Weekly Blog 12/11/18 | My Thoughts on the Paper Planning “Fad”

Hi all! First off: Does anyone actually say fad anymore?! Is it “craze” now, or “phenom?” I don’t even know. “Period of sudden and transient popularity and prominence in contemporary media” doesn’t roll off the tongue quite like “fad.” Can I say fad?

I’m gonna say fad.

So, we’ve all seen it. The beautiful bullet journal spreads. The fantastically complex paper planners. The endless traveler’s notebook brands and knockoffs (even I make them, in my Etsy shop). And, of course, everyone trying and failing to properly pronounce “Leuchtturm1917.” Studying with paper is popular, too. Entire Instagram and Tumblr pages are devoted to being “studygrams” or “studyblrs,” and vloggers describe their extremely in-depth processes of learning foreign languages, complete with gorgeous fountain-pen-written notes. And let’s not forget that entire online subcommunities are devoted to paper journaling, art journals, fountain pens, and stationery hauls. You can even get digital programs for paper planning on your smartphone or tablet.
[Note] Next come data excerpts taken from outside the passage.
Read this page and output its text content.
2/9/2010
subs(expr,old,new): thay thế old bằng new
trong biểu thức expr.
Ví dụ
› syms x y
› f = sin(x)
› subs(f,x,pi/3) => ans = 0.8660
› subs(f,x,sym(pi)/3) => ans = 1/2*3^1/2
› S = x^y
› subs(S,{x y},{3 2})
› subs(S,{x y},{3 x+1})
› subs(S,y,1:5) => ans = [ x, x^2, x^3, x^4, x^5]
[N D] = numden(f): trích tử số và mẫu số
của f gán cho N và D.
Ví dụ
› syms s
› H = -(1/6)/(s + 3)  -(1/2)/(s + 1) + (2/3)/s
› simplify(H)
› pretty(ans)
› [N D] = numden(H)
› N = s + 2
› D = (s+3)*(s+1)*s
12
It’s certainly popular and prominent in social media. It’s come up suddenly. But is it a fad?

Personally, I have always journaled on paper, have always had a paper-based planner, and generally took my school notes in a physical notebook. I’ve always kept a sketchbook in an actual sketchbook, rather than sketching digitally. And call me old-fashioned, but I’m a bit crazy about pens and notebooks.

I don’t actually think anything is really new about bullet journaling, paper planning, and art journals – I think what’s new is that we have the literal and figurative bandwidth to devote entire Instagrams to it. And because of that bandwidth, some very innovative people – like the creators of the Traveler’s Notebook, the designers of Happy Planner, and Ryder Carroll and his Bullet Journal Method – have jumped on the sudden popularity and have capitalized on it. Which, of course, in turn creates products for the YouTubers and Instagrammers to review and use and show off, and the ouroboros of social media and sales is complete.
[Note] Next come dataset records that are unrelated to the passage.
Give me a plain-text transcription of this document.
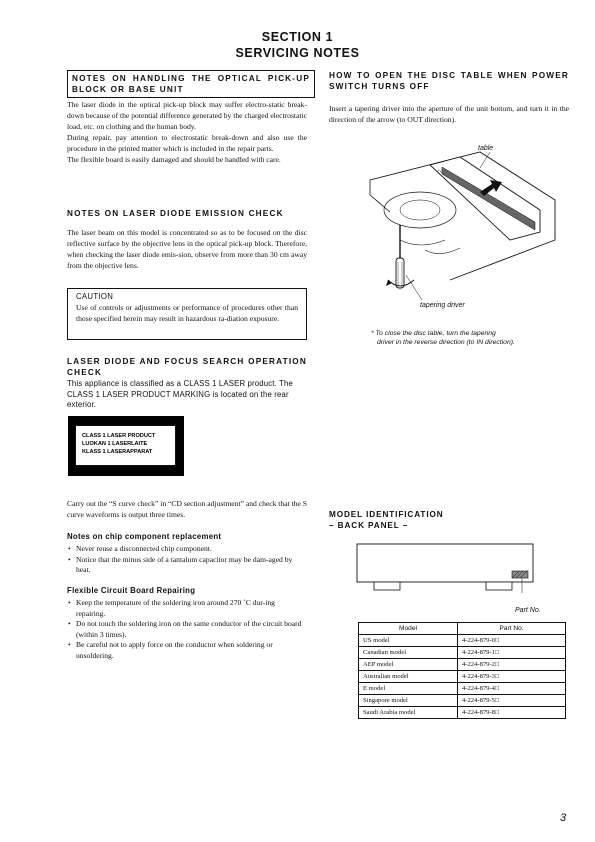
SECTION 1
SERVICING NOTES
NOTES ON HANDLING THE OPTICAL PICK-UP BLOCK OR BASE UNIT
The laser diode in the optical pick-up block may suffer electro-static break-down because of the potential difference generated by the charged electrostatic load, etc. on clothing and the human body.
During repair, pay attention to electrostatic break-down and also use the procedure in the printed matter which is included in the repair parts.
The flexible board is easily damaged and should be handled with care.
NOTES ON LASER DIODE EMISSION CHECK
The laser beam on this model is concentrated so as to be focused on the disc reflective surface by the objective lens in the optical pick-up block. Therefore, when checking the laser diode emis-sion, observe from more than 30 cm away from the objective lens.
CAUTION
Use of controls or adjustments or performance of procedures other than those specified herein may result in hazardous ra-diation exposure.
LASER DIODE AND FOCUS SEARCH OPERATION
CHECK
This appliance is classified as a CLASS 1 LASER product. The CLASS 1 LASER PRODUCT MARKING is located on the rear exterior.
CLASS 1 LASER PRODUCT
LUOKAN 1 LASERLAITE
KLASS 1 LASERAPPARAT
Carry out the “S curve check” in “CD section adjustment” and check that the S curve waveforms is output three times.
Notes on chip component replacement
• Never reuse a disconnected chip component.
• Notice that the minus side of a tantalum capacitor may be dam-aged by heat.
Flexible Circuit Board Repairing
• Keep the temperature of the soldering iron around 270 ˚C dur-ing repairing.
• Do not touch the soldering iron on the same conductor of the circuit board (within 3 times).
• Be careful not to apply force on the conductor when soldering or unsoldering.
HOW TO OPEN THE DISC TABLE WHEN POWER SWITCH TURNS OFF
Insert a tapering driver into the aperture of the unit bottom, and turn it in the direction of the arrow (to OUT direction).
table
tapering driver
* To close the disc table, turn the tapering
driver in the reverse direction (to IN direction).
MODEL IDENTIFICATION
– BACK PANEL –
Part No.
Model	Part No.
US model	4-224-879-0□
Canadian model	4-224-879-1□
AEP model	4-224-879-2□
Australian model	4-224-879-3□
E model	4-224-879-4□
Singapore model	4-224-879-5□
Saudi Arabia model	4-224-879-8□
3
When I was growing up, it was scrapbooking. Mostly this was done by older ladies – okay, I thought of them as older; they were maybe forty or fifty and up, in my day. I, being the pretentiously rebellious kid I was, made scrapbooks about things like anime art and punk culture. But they were scrapbooks nonetheless. I came up with complex systems to paper plan, and tried numerous notebooks. And I have kept a paper journal for as long as I could write, and longer than I remember. (I read and wrote pretty early.)

I don’t mean to disparage or disrespect bullet journalers or paper planners – quite the opposite: I think it’s fantastic, and bullet journaling has made me way more productive than I ever was in the past. And the proliferation of journaling and art journals on social media has encouraged me to journal more and even share some of my notebook collections. I don’t mean any offense when I say that it isn’t new. I just mean to point out, acutally, to those who criticize it as a fad, that paper planning has been around ever since the first person made the first paper to-do-list. And it’s not going anywhere.

The popularity, form, and nomenclature will ebb and flow. But paper planning has been with us a long, long, time. And it’s not going anywhere.